Many Chinese hire travel agencies to arrange medical visas, appointments, flights and hotels.
While specialized companies, such as Beijing Saint Lucia Hospital and L'avion, have traditionally specialized in China's outbound medical tourism market, more conventional travel companies are expanding their presence, especially in the past two years.
Caissa and China CYTS Tours offer medical-tourism packages to countries like Switzerland and South Korea.
Beijing Utour International Travel Service in 2014 launched Magic Travel, which offers superrich health-conscious Chinese high-end medical services.
Several customers last year booked its 588,000 yuan stem-cell-injection treatment package, replete with five-star hotels and a helicopter sightseeing experience.

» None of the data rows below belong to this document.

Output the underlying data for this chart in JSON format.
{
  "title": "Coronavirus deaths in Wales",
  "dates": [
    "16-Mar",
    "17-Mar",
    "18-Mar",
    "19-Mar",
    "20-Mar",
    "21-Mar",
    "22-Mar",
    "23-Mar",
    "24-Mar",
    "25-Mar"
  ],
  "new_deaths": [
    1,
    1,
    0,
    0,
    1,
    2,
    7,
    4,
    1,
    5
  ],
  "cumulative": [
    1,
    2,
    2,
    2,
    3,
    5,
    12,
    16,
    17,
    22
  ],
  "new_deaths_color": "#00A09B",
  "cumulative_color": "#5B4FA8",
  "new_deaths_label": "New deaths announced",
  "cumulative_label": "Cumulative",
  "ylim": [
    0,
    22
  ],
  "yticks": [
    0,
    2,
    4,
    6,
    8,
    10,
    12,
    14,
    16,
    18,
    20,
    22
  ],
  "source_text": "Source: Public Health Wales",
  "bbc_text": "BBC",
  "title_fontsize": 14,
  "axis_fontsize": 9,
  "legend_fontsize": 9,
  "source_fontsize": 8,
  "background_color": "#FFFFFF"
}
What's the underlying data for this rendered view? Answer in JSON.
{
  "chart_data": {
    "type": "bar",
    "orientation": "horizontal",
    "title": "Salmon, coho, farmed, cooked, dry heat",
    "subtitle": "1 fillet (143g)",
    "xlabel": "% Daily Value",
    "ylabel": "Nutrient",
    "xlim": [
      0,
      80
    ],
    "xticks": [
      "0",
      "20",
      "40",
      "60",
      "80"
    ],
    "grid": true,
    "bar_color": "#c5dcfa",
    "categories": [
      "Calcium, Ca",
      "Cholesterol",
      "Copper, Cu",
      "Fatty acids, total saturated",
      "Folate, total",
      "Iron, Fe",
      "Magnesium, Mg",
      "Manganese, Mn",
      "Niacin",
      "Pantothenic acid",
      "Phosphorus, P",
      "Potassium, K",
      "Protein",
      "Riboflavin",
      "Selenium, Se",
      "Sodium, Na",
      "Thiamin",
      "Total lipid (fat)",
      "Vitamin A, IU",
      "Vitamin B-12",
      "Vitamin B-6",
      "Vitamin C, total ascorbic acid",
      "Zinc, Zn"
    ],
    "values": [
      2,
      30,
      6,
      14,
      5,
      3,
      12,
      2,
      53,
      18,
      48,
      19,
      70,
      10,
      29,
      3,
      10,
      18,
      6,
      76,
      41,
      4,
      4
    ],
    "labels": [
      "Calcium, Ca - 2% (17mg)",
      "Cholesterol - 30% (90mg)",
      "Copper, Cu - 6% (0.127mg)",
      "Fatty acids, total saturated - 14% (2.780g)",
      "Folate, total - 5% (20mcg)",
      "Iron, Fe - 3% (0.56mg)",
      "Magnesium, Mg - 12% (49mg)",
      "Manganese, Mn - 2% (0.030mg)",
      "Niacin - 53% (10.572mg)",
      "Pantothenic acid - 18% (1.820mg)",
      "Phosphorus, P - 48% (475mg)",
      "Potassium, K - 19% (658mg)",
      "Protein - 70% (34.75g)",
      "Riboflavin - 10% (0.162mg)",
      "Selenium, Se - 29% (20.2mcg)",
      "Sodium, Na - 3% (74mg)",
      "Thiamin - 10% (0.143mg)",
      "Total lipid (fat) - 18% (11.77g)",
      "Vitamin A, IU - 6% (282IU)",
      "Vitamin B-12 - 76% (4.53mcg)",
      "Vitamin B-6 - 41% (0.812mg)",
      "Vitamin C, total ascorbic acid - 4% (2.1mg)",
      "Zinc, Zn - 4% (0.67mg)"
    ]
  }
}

Magic Travel's six-day US tour for checkups at the University Medical Center of Princeton costs up to 200,000 yuan and includes Statue of Liberty and Wall Street visits.
"Most of our customers are senior management," the company's product manager, Wang Mingying, says.
Medical tourism was highlighted in a June report on luxury travel by China's Hurun Research Institute, which tracks trends among China's extremely wealthy.
Roughly 60 percent of survey's respondents have taken medical tours and prefer overseas hospitals.
More middle-class customers are also getting interested, which experts predict will soon make medical tours under 100,000 yuan very popular.
Medical tourism around the globe is projected to account for 16 percent of tourism revenue at $678.5 billion by 2017, an SRI International report predicts.
A healthy chunk of whatever the future figures are will likely come from China.